Mithilfe geophysikalischer Technologie haben australische Forscher zum ersten Mal systematisch einen Blick in die unterirdische Lebenswelt des vom Aussterben bedrohten nördlichen Haarnasen-Wombats geworfen. Sie fanden heraus, dass dieses vom Aussterben bedrohte Beuteltier unter verschiedenen Bodenbedingungen komplexe Höhlennetzwerke aufbaut. Gleichzeitig wurde bestätigt, dass ein Weibchen in einer ex-situ-geschützten Population mit Jungen schwanger war, was neue Hoffnung für den Schutz dieser Art bringt.

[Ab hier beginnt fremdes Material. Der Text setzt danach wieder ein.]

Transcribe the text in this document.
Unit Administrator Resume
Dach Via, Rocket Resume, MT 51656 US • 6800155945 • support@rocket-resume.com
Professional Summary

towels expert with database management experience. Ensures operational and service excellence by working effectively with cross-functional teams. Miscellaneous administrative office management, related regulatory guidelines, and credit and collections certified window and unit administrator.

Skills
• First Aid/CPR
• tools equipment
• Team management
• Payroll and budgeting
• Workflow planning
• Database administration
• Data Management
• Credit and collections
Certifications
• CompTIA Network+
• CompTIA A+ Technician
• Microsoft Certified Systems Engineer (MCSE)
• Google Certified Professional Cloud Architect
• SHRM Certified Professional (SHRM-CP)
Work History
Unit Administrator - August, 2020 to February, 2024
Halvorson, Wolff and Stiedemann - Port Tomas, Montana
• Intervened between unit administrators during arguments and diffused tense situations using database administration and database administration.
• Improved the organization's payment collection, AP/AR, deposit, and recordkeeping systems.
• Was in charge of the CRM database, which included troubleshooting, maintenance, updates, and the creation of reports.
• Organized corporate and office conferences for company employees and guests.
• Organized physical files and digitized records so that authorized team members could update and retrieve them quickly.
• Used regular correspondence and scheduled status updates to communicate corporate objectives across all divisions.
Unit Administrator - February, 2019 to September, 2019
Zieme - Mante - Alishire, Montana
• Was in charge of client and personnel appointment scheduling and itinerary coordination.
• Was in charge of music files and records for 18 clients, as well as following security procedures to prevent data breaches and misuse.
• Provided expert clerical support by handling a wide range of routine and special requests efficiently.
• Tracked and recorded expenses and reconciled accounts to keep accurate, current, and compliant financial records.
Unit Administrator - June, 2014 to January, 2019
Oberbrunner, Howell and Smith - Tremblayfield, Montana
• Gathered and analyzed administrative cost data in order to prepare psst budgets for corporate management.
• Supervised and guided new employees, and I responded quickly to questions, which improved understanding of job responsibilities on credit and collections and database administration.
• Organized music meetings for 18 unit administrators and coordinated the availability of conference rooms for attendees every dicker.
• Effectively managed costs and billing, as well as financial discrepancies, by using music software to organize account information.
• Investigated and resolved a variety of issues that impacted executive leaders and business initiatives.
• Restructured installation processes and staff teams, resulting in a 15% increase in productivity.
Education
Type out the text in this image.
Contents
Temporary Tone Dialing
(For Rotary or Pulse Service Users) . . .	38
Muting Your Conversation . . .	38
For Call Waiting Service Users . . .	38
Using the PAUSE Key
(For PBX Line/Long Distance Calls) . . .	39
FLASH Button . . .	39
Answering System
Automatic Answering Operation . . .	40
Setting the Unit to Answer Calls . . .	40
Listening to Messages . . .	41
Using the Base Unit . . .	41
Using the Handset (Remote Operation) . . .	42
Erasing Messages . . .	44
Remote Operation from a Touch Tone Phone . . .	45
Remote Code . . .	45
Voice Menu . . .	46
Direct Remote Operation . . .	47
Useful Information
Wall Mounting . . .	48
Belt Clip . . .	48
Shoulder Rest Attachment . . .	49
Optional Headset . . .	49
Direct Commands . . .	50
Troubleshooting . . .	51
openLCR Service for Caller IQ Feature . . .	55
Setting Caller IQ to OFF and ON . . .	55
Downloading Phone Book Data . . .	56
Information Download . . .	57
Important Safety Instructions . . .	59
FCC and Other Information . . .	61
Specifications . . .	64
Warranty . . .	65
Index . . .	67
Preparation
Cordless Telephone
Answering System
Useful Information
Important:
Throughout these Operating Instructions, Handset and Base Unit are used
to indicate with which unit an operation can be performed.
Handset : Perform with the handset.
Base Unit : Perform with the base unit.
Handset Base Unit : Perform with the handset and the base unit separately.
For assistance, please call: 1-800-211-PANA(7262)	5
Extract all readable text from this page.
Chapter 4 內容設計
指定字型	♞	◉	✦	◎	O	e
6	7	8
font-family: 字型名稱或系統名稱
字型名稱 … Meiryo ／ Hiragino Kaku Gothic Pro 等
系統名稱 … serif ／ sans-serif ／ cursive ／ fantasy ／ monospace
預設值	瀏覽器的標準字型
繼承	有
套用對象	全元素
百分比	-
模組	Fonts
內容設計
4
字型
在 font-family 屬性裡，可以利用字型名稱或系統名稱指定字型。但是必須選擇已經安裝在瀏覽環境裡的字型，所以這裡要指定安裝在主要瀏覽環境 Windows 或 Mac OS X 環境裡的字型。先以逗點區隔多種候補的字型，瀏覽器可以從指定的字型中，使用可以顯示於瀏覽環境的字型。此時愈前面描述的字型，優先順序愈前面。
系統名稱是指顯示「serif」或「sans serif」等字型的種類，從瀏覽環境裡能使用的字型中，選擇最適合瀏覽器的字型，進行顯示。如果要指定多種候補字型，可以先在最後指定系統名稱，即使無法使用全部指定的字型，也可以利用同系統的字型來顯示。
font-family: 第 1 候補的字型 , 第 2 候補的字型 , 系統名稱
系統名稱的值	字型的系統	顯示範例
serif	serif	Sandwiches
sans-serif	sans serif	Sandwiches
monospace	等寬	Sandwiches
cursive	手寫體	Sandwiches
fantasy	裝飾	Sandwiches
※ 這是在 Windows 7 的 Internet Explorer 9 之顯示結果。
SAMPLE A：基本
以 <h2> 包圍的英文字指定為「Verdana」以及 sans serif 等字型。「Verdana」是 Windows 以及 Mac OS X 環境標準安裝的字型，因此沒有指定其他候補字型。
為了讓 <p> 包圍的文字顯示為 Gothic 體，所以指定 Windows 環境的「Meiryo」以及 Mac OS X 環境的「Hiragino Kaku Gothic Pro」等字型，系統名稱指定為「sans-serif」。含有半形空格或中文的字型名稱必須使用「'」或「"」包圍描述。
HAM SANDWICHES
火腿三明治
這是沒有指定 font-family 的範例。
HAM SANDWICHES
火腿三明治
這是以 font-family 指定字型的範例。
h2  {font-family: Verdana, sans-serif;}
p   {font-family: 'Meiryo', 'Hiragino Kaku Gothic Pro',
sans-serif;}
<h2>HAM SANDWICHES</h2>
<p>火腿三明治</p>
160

Die Forschung wurde in Zusammenarbeit mit der Australian Wildlife Conservancy (AWC), der Wombat Foundation (TWF) und dem Queensland Department of Environment, Tourism, Technology and Innovation durchgeführt und fand im Richard Underwood Nature Refuge (RUNF) in Queensland statt. Bereits vor fast drei Jahren setzte das Forschungsteam hier bodendurchdringende Radargeräte ein, um die unterirdische Höhlenstruktur des Nördlichen Haarnasenwombat (wissenschaftlicher Name: Lasiorhinus krefftii) störungsfrei abzubilden und eine vergleichende Analyse mit zuvor im Epping Forest National Park (EFNP) gewonnenen Daten durchzuführen.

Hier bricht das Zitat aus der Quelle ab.